WHEN THE DYSPEPTIC poet Charles Baudelaire (1821-1867), who loathed Belgium even more than most things, was asked to imagine an epitaph for that nation, he suggested: “At last!” Which is how many Europeans feel about the rapidly growing disgust with the European Union, which is headquartered in Brussels.
Opposition to the EU is a worthy cause that unfortunately has been embraced by, and might become the property of, political parties tainted by disreputable motives and members. That xenophobia, anti-Semitism and other acrid aromas of Europe’s past are today present in corners of the continent is an indictment of the EU’s — and of Europe’s major parties’ — disregard of the legitimate concerns of decent people dismayed by the damage the EU is doing to democracy and freedom.
In last month’s elections for the European Parliament — a misbegotten institution that presumes a common European political culture but has 24 official languages — parties frequently dismissed as “fringe” groups performed impressively in France, Britain, Austria, Denmark and Greece by stressing hostility to the EU. They express, among other things, resentment of the “pooling” of national sovereignties in EU institutions, and the “harmonization” of national policies by bureaucracies in Brussels, all of which diminish the rights of national parliaments, won over centuries.
Greece’s Golden Dawn party (9.4 percent of Greece’s vote), whose symbol suggests the swastika, and Hungary’s unambiguously anti-Semitic Jobbik party (14.7 percent) are parties with fascist fragrances.

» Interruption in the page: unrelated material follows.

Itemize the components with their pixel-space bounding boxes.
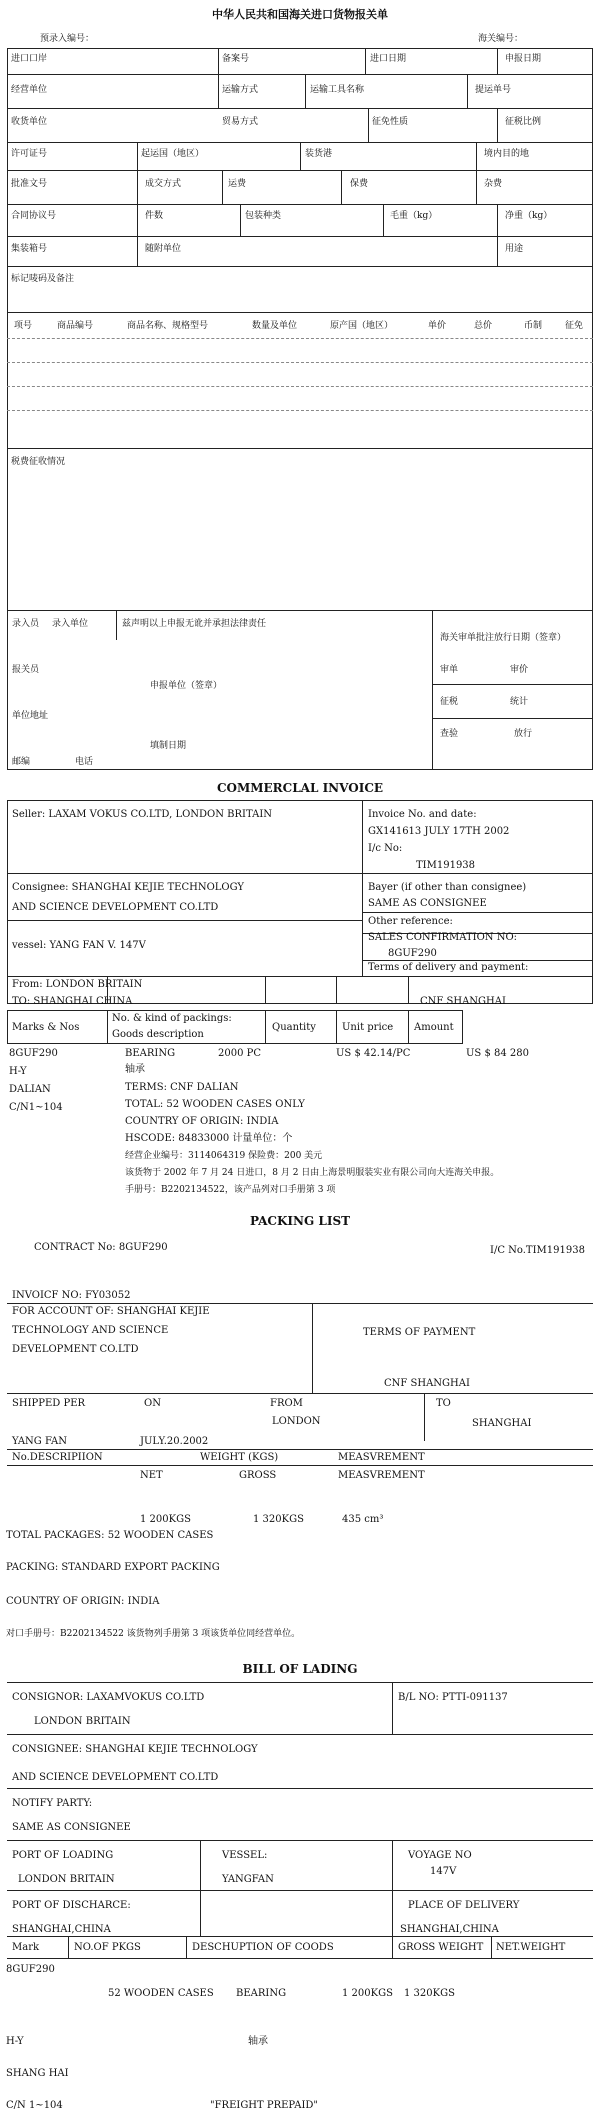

In France, Marine Le Pen’s National Front won, but has attracted enough disagreeable adherents to cause Nigel Farage, leader of the United Kingdom Independence Party (UKIP), to rule out alignment with it.

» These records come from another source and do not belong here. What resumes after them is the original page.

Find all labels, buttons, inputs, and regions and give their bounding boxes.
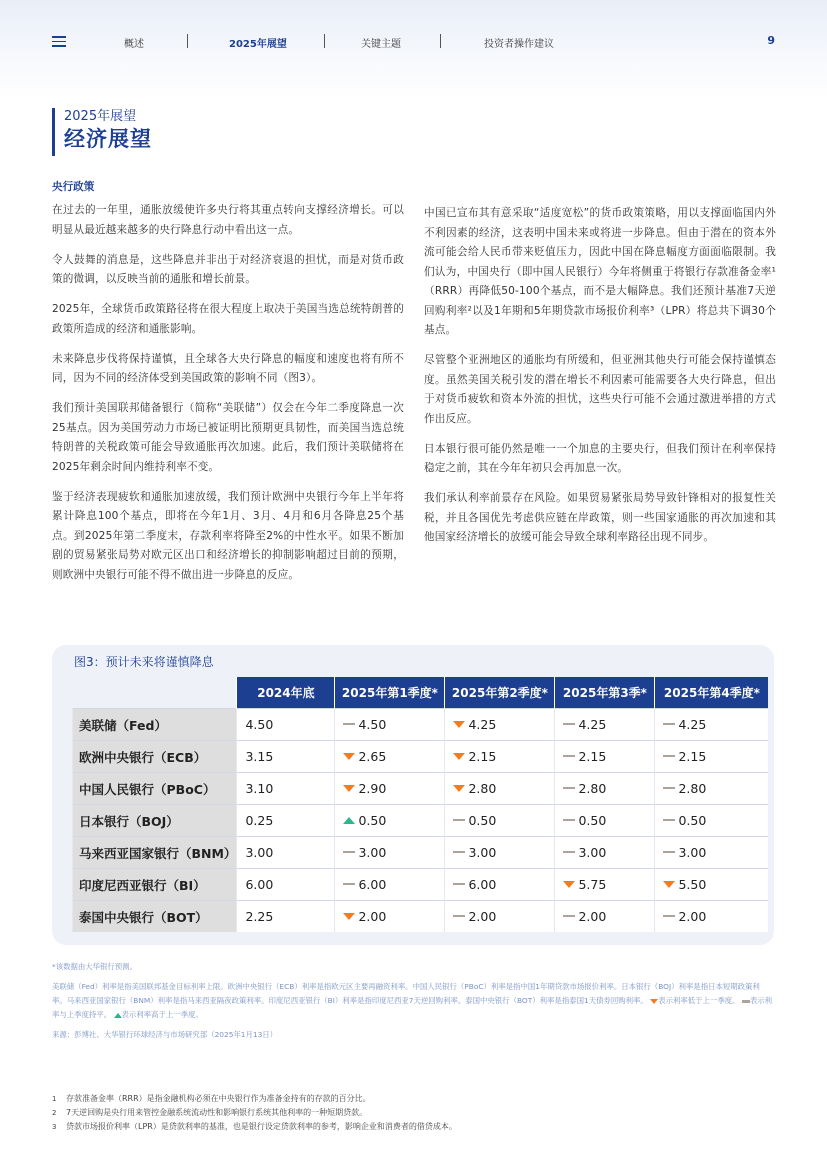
rate-value: 3.00 (578, 845, 607, 860)
rate-value: 4.50 (245, 717, 274, 732)
column-header: 2025年第3季* (555, 677, 655, 709)
bank-name: 马来西亚国家银行（BNM） (73, 837, 237, 869)
down-triangle-icon (343, 913, 355, 920)
footnote-text: 贷款市场报价利率（LPR）是贷款利率的基准，也是银行设定贷款利率的参考，影响企业和消费者的借贷成本。 (66, 1122, 457, 1131)
bank-name: 美联储（Fed） (73, 709, 237, 741)
nav-divider (324, 34, 325, 48)
nav-item-key-themes[interactable]: 关键主题 (361, 39, 401, 50)
section-subtitle: 2025年展望 (64, 109, 137, 124)
bank-name: 日本银行（BOJ） (73, 805, 237, 837)
bank-name: 中国人民银行（PBoC） (73, 773, 237, 805)
flat-bar-icon (663, 755, 675, 757)
table-row (73, 805, 769, 837)
rate-value: 0.50 (358, 813, 387, 828)
flat-bar-icon (343, 851, 355, 853)
rate-cell (655, 709, 769, 741)
table-corner (73, 677, 237, 709)
rate-cell (655, 901, 769, 933)
rate-value: 0.50 (468, 813, 497, 828)
rate-value: 3.15 (245, 749, 274, 764)
rate-value: 4.25 (468, 717, 497, 732)
footnote-text: 存款准备金率（RRR）是指金融机构必须在中央银行作为准备金持有的存款的百分比。 (66, 1094, 371, 1103)
column-header: 2025年第4季度* (655, 677, 769, 709)
column-header: 2025年第2季度* (445, 677, 555, 709)
paragraph: 令人鼓舞的消息是，这些降息并非出于对经济衰退的担忧，而是对货币政策的微调，以反映当前的通胀和增长前景。 (52, 253, 404, 285)
flat-bar-icon (563, 851, 575, 853)
rate-cell (655, 837, 769, 869)
flat-bar-icon (663, 787, 675, 789)
bank-name: 印度尼西亚银行（BI） (73, 869, 237, 901)
rate-value: 2.80 (468, 781, 497, 796)
table-row (73, 773, 769, 805)
rate-cell (555, 869, 655, 901)
up-triangle-icon (114, 1013, 122, 1018)
rate-cell (445, 901, 555, 933)
rate-value: 6.00 (245, 877, 274, 892)
legend-down-text: 表示利率低于上一季度。 (658, 996, 740, 1005)
flat-bar-icon (453, 915, 465, 917)
nav-item-investor-actions[interactable]: 投资者操作建议 (484, 39, 554, 50)
table-row (73, 837, 769, 869)
column-header: 2025年第1季度* (335, 677, 445, 709)
flat-bar-icon (663, 915, 675, 917)
rate-value: 2.00 (678, 909, 707, 924)
rate-cell (335, 805, 445, 837)
rate-cell (445, 805, 555, 837)
flat-bar-icon (563, 755, 575, 757)
rate-value: 3.00 (678, 845, 707, 860)
page-title: 经济展望 (64, 127, 152, 151)
definitions-text: 美联储（Fed）利率是指美国联邦基金目标利率上限。欧洲中央银行（ECB）利率是指欧元区主要再融资利率。中国人民银行（PBoC）利率是指中国1年期贷款市场报价利率。日本银行（BOJ）利率是指日本短期政策利率。马来西亚国家银行（BNM）利率是指马来西亚隔夜政策利率。印度尼西亚银行（BI）利率是指印度尼西亚7天逆回购利率。泰国中央银行（BOT）利率是指泰国1天债券回购利率。 (52, 982, 760, 1005)
rate-cell (237, 837, 335, 869)
flat-bar-icon (563, 915, 575, 917)
rate-cell (445, 709, 555, 741)
hamburger-menu-icon[interactable] (52, 36, 66, 47)
top-navigation (0, 34, 827, 50)
page-number: 9 (767, 34, 775, 47)
up-triangle-icon (343, 817, 355, 824)
rate-cell (445, 773, 555, 805)
rate-value: 2.80 (678, 781, 707, 796)
paragraph: 尽管整个亚洲地区的通胀均有所缓和，但亚洲其他央行可能会保持谨慎态度。虽然美国关税引发的潜在增长不利因素可能需要各大央行降息，但出于对货币疲软和资本外流的担忧，这些央行可能不会通过激进举措的方式作出反应。 (424, 354, 776, 425)
rate-cell (555, 741, 655, 773)
rate-cell (335, 773, 445, 805)
paragraph: 未来降息步伐将保持谨慎，且全球各大央行降息的幅度和速度也将有所不同，因为不同的经济体受到美国政策的影响不同（图3）。 (52, 352, 404, 384)
figure-panel (52, 645, 774, 945)
section-title: 央行政策 (52, 181, 95, 193)
paragraph: 我们预计美国联邦储备银行（简称“美联储”）仅会在今年二季度降息一次25基点。因为美国劳动力市场已被证明比预期更具韧性，而美国当选总统特朗普的关税政策可能会导致通胀再次加速。此后，我们预计美联储将在2025年剩余时间内维持利率不变。 (52, 402, 404, 473)
rate-value: 6.00 (358, 877, 387, 892)
left-column (52, 180, 404, 596)
rate-value: 6.00 (468, 877, 497, 892)
rate-value: 2.15 (468, 749, 497, 764)
down-triangle-icon (343, 785, 355, 792)
right-column (424, 204, 776, 558)
rate-cell (445, 741, 555, 773)
legend-flat-text: 表示利率与上季度持平。 (52, 996, 773, 1019)
rate-cell (555, 709, 655, 741)
flat-bar-icon (453, 851, 465, 853)
rate-cell (237, 741, 335, 773)
rate-value: 5.50 (678, 877, 707, 892)
rate-value: 2.15 (678, 749, 707, 764)
rate-cell (445, 837, 555, 869)
figure-title: 图3：预计未来将谨慎降息 (74, 655, 214, 669)
rate-cell (655, 869, 769, 901)
down-triangle-icon (453, 753, 465, 760)
paragraph: 我们承认利率前景存在风险。如果贸易紧张局势导致针锋相对的报复性关税，并且各国优先考虑供应链在岸政策，则一些国家通胀的再次加速和其他国家经济增长的放缓可能会导致全球利率路径出现不同步。 (424, 492, 776, 543)
flat-bar-icon (663, 819, 675, 821)
rate-cell (335, 869, 445, 901)
bank-name: 泰国中央银行（BOT） (73, 901, 237, 933)
rates-table (72, 677, 768, 932)
rate-cell (655, 773, 769, 805)
rate-value: 3.00 (245, 845, 274, 860)
rate-value: 2.65 (358, 749, 387, 764)
down-triangle-icon (663, 881, 675, 888)
legend-up-text: 表示利率高于上一季度。 (121, 1010, 203, 1019)
rate-value: 4.25 (678, 717, 707, 732)
rate-value: 0.25 (245, 813, 274, 828)
footnote-number: 3 (52, 1123, 57, 1131)
flat-bar-icon (563, 787, 575, 789)
nav-item-outlook-2025[interactable]: 2025年展望 (229, 39, 287, 50)
rate-value: 2.90 (358, 781, 387, 796)
footnote (52, 1092, 774, 1106)
paragraph: 鉴于经济表现疲软和通胀加速放缓，我们预计欧洲中央银行今年上半年将累计降息100个基点，即将在今年1月、3月、4月和6月各降息25个基点。到2025年第二季度末，存款利率将降至2%的中性水平。如果不断加剧的贸易紧张局势对欧元区出口和经济增长的抑制影响超过目前的预期，则欧洲中央银行可能不得不做出进一步降息的反应。 (52, 490, 404, 581)
paragraph: 在过去的一年里，通胀放缓使许多央行将其重点转向支撑经济增长。可以明显从最近越来越多的央行降息行动中看出这一点。 (52, 204, 404, 236)
rate-cell (237, 869, 335, 901)
rate-cell (237, 805, 335, 837)
flat-bar-icon (453, 883, 465, 885)
paragraph: 日本银行很可能仍然是唯一一个加息的主要央行，但我们预计在利率保持稳定之前，其在今年年初只会再加息一次。 (424, 442, 776, 474)
rate-value: 2.25 (245, 909, 274, 924)
rate-cell (237, 901, 335, 933)
footnotes (52, 1092, 774, 1134)
rate-cell (335, 741, 445, 773)
section-heading (52, 108, 152, 156)
rate-cell (237, 773, 335, 805)
rate-value: 3.10 (245, 781, 274, 796)
flat-bar-icon (663, 851, 675, 853)
rate-value: 0.50 (578, 813, 607, 828)
rate-cell (335, 709, 445, 741)
flat-bar-icon (343, 723, 355, 725)
rate-value: 2.00 (578, 909, 607, 924)
down-triangle-icon (453, 785, 465, 792)
forecast-note: *该数据由大华银行预测。 (52, 962, 137, 971)
rate-cell (335, 837, 445, 869)
rate-cell (655, 741, 769, 773)
footnote-text: 7天逆回购是央行用来管控金融系统流动性和影响银行系统其他利率的一种短期贷款。 (66, 1108, 368, 1117)
rate-cell (655, 805, 769, 837)
bank-name: 欧洲中央银行（ECB） (73, 741, 237, 773)
paragraph: 2025年，全球货币政策路径将在很大程度上取决于美国当选总统特朗普的政策所造成的经济和通胀影响。 (52, 303, 404, 335)
rate-value: 2.15 (578, 749, 607, 764)
flat-bar-icon (663, 723, 675, 725)
down-triangle-icon (343, 753, 355, 760)
nav-divider (440, 34, 441, 48)
flat-bar-icon (563, 819, 575, 821)
header-background (0, 0, 827, 100)
rate-cell (335, 901, 445, 933)
rate-value: 5.75 (578, 877, 607, 892)
footnote-number: 1 (52, 1095, 57, 1103)
table-row (73, 869, 769, 901)
definitions-note (52, 980, 774, 1022)
down-triangle-icon (563, 881, 575, 888)
rate-value: 2.00 (468, 909, 497, 924)
table-row (73, 709, 769, 741)
source-note: 来源：彭博社、大华银行环球经济与市场研究部（2025年1月13日） (52, 1030, 278, 1039)
table-row (73, 741, 769, 773)
down-triangle-icon (453, 721, 465, 728)
footnote (52, 1106, 774, 1120)
rate-value: 4.50 (358, 717, 387, 732)
rate-value: 2.80 (578, 781, 607, 796)
rate-value: 0.50 (678, 813, 707, 828)
rate-cell (237, 709, 335, 741)
figure-notes (52, 960, 774, 1048)
rate-cell (555, 773, 655, 805)
table-header-row (73, 677, 769, 709)
rate-value: 4.25 (578, 717, 607, 732)
table-body (73, 709, 769, 933)
nav-item-overview[interactable]: 概述 (124, 39, 144, 50)
rate-cell (555, 837, 655, 869)
flat-bar-icon (563, 723, 575, 725)
down-triangle-icon (650, 999, 658, 1004)
flat-bar-icon (343, 883, 355, 885)
rate-value: 3.00 (358, 845, 387, 860)
column-header: 2024年底 (237, 677, 335, 709)
paragraph: 中国已宣布其有意采取“适度宽松”的货币政策策略，用以支撑面临国内外不利因素的经济，这表明中国未来或将进一步降息。但由于潜在的资本外流可能会给人民币带来贬值压力，因此中国在降息幅度方面面临限制。我们认为，中国央行（即中国人民银行）今年将侧重于将银行存款准备金率¹（RRR）再降低50-100个基点，而不是大幅降息。我们还预计基准7天逆回购利率²以及1年期和5年期贷款市场报价利率³（LPR）将总共下调30个基点。 (424, 207, 776, 336)
table-row (73, 901, 769, 933)
rate-value: 3.00 (468, 845, 497, 860)
flat-bar-icon (453, 819, 465, 821)
rate-cell (555, 901, 655, 933)
nav-divider (187, 34, 188, 48)
rate-cell (445, 869, 555, 901)
rate-cell (555, 805, 655, 837)
flat-bar-icon (742, 1000, 750, 1003)
footnote-number: 2 (52, 1109, 57, 1117)
rate-value: 2.00 (358, 909, 387, 924)
footnote (52, 1120, 774, 1134)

Europhiles may think these parties will, like bees, sting and then die. But although UKIP has no seat in the House of Commons, it won more British seats in the European parliamentary elections than either Labour or the governing Conservatives (who finished third), the first time this has happened in any British national election in 103 years. New York Times columnist Roger Cohen notes that France’s Le Monde newspaper says Le Pen’s National Front won 43 percent of workers’ votes and 37 percent of the unemployed’s (the youth unemployment rate is 23.2 percent). With Le Pen having won 25 percent of the vote to the two major parties’ 20.8 percent and 14 percent (for the governing socialists), Cohen says “a two-party system is now a three-party system” and “make no mistake, she could become President.” The presidential election is in 2017.
One hundred summers ago, Europe stumbled into the first of two wars from which it emerged terrified of itself. Having misdiagnosed nationalism as the cause of Europe’s sufferings (Hitler was a racialist, not a nationalist; he did not become a German citizen until the year before becoming Germany’s chancellor), European leaders undertook the steady attenuation of nationhood. They have thereby eroded the basis of government by consent — the powers of national parliaments.
The assumption was that if the European could be made into homo economicus, a purely economic creature, he would accept an increasingly closer union of decreasingly sovereign nations as a price cheerfully paid for economic dynamism. But the draining away of the powers of parliaments by Brussels’ supranational bureaucracy now coincides with continental stagnation.
Now everything from cheeses to condoms is regulated. The German word for all this is “Gleichschaltung,” meaning to bring everything and everybody into cooperation, or at least conformity; the French word is “dirigisme,” from diriger, to direct. The English word is bossiness.
In 1988, in Bruges, Belgium, near Brussels, an unapologetic British nationalist denounced efforts to “suppress nationhood and concentrate power at the center of a European conglomerate.” Prime Minister Margaret Thatcher continued: “We have not successfully rolled back the frontiers of the state in Britain, only to see them re-imposed at a European level.”
America’s Tea Party impulse — a recoil against the promiscuous growth of government — could have fueled a third party, but a major party has managed to accommodate it. If Britain’s Conservative Party had remained Thatcherite, or if a major French party had espoused Charles de Gaulle’s vision of “a Europe of nations,” the sensible anxieties of millions of Europeans about Europe’s intensifying statism and disparagement of nationhood could have been channeled into more mainstream parties. Instead, it has fallen to minor parties to insist: What more than a millennium of distinct national evolutions have put asunder, the EU should not presume to put together.
George Will is a columnist for the Washington Post.